I was thrilled! I could stretch out my legs while I looked out the window or read my book. Having no seat in front of me meant no drop-down tray for me to set food on and no TV screen to watch movies, but that was fine with me; I would much rather have the extra leg room.
Minutes later a man came into my row and took the middle seat. He was a tall man, probably 6’4” or so. When he sat down in the seat, his legs were pressed into the seat in front of him; he looked VERY uncomfortable. “It’s not my problem,” I told myself. The important thing was that I was comfortable.
However, I decided to practice what I preached. I needed to be kind. So, I said to the man, “I would be happy to switch seats with you.”
His response was, “Why? Because you don’t have a food tray?”
“No…” I said.
“Why?” he continued. “Because you can’t watch movies?”
He was sure it was some kind of underhanded trick I was trying to play on him.
“Really,” I said. “It looks like that seat might be uncomfortable for you. I was just trying to be nice.”

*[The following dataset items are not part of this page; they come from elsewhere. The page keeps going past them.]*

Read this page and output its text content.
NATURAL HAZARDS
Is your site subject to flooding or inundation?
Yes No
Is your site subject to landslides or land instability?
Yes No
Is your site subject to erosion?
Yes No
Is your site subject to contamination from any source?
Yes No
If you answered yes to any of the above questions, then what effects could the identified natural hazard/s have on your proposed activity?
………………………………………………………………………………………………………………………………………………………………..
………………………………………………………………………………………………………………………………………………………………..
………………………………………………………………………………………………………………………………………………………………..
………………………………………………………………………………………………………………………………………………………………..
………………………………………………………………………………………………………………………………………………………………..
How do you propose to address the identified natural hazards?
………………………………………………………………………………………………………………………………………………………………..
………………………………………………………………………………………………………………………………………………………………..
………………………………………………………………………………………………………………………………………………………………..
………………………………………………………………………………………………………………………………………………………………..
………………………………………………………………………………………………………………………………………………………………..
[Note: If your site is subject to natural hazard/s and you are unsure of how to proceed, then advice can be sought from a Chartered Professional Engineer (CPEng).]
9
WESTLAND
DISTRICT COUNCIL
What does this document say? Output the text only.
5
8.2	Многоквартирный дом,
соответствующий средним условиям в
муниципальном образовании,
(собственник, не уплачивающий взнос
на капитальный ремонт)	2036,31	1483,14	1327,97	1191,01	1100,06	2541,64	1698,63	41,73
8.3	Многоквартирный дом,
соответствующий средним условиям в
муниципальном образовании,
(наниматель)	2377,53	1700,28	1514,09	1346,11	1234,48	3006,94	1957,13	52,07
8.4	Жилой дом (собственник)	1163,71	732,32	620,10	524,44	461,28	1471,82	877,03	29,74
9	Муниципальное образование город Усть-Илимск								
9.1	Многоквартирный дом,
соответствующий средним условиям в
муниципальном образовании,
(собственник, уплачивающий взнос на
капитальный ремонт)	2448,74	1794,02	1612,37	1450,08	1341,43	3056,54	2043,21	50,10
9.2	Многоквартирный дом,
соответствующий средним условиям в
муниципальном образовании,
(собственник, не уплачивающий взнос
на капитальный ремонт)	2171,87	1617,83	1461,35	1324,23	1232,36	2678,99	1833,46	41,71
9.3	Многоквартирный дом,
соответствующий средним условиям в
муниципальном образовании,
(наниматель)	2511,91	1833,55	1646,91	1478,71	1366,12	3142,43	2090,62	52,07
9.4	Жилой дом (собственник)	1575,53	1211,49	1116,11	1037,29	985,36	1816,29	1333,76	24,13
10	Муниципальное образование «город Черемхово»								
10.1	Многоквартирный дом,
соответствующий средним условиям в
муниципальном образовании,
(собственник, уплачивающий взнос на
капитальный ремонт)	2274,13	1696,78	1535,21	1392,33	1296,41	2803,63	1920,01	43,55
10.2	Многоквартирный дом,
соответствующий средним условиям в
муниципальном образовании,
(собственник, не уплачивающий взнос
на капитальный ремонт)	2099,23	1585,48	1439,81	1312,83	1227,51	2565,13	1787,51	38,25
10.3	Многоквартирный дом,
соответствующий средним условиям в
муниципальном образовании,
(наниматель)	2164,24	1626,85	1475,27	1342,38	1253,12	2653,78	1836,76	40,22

He looked at me with suspicion and said, “I don’t think so.”
What kind of world are we living in that acts of kindness cause people to be suspicious?
Being a disciple – doing the work and living the life to which we’ve been called – can be exhausting.
Which brings us to our gospel. The many followers of Jesus are growing weary trying to keep up with the demands of discipleship. We heard in John’s gospel: …many of his disciples returned to their former way of life and no longer accompanied him.
The crowds had been growing as Jesus traveled from village to village. He shared a message with a fresh and engaging perspective. He performed miracles and healed the sick.There didn’t seem to be a downside to following Jesus.
However, when they heard what was ultimately being asked of them, they threw in the towel and went home.
Sound familiar? That scenario from nearly 2,000 years ago still plays out in our steadily declining Church today.
Being disciples – spreading the gospel message in both word and deed – is challenging. Many modern-day disciples have simply walked away. The number of Christians in the United States continues to decrease while the number of those claiming no religious affiliation, or belief in God at all, continues to increase.
So, the opposition, an increasingly secular society, has grown stronger. We are exhausted and outnumbered. We can feel the passion draining. The fight has gone out of us.
Perhaps the pep talk we heard in our first reading from the prophet Joshua will inspire us. Joshua gathered all of the troops preparing for their battle against the Canaanites and asked them, and I’m paraphrasing, “After all God has done for you, are you going to give up on him now?”
Then Joshua delivered a bold and courageous response to his own question: As for me and my household, we will serve the Lord.
As we sit exhausted and considering whether or not to throw in the towel, we should ask ourselves the same question: “After all God has done for us, are we going to give up on him now?”
We, like Joshua, need to stay the course and chip away at the opposition. We can’t concern ourselves with what others do, we must continue to fight; we must continue to spread the gospel in word and deed. We must continue to share how we’ve experienced the presence of God in our lives, even if our stories fall on deaf ears. We must continue to be kind even when our kindness is not returned or even if it is rejected.
Our efforts plant seeds of hope.
How will we respond? Will we turn away from our call as disciples and no longer accompany Jesus?
Or will Joshua inspire us?
As for me and my household, we will serve the Lord.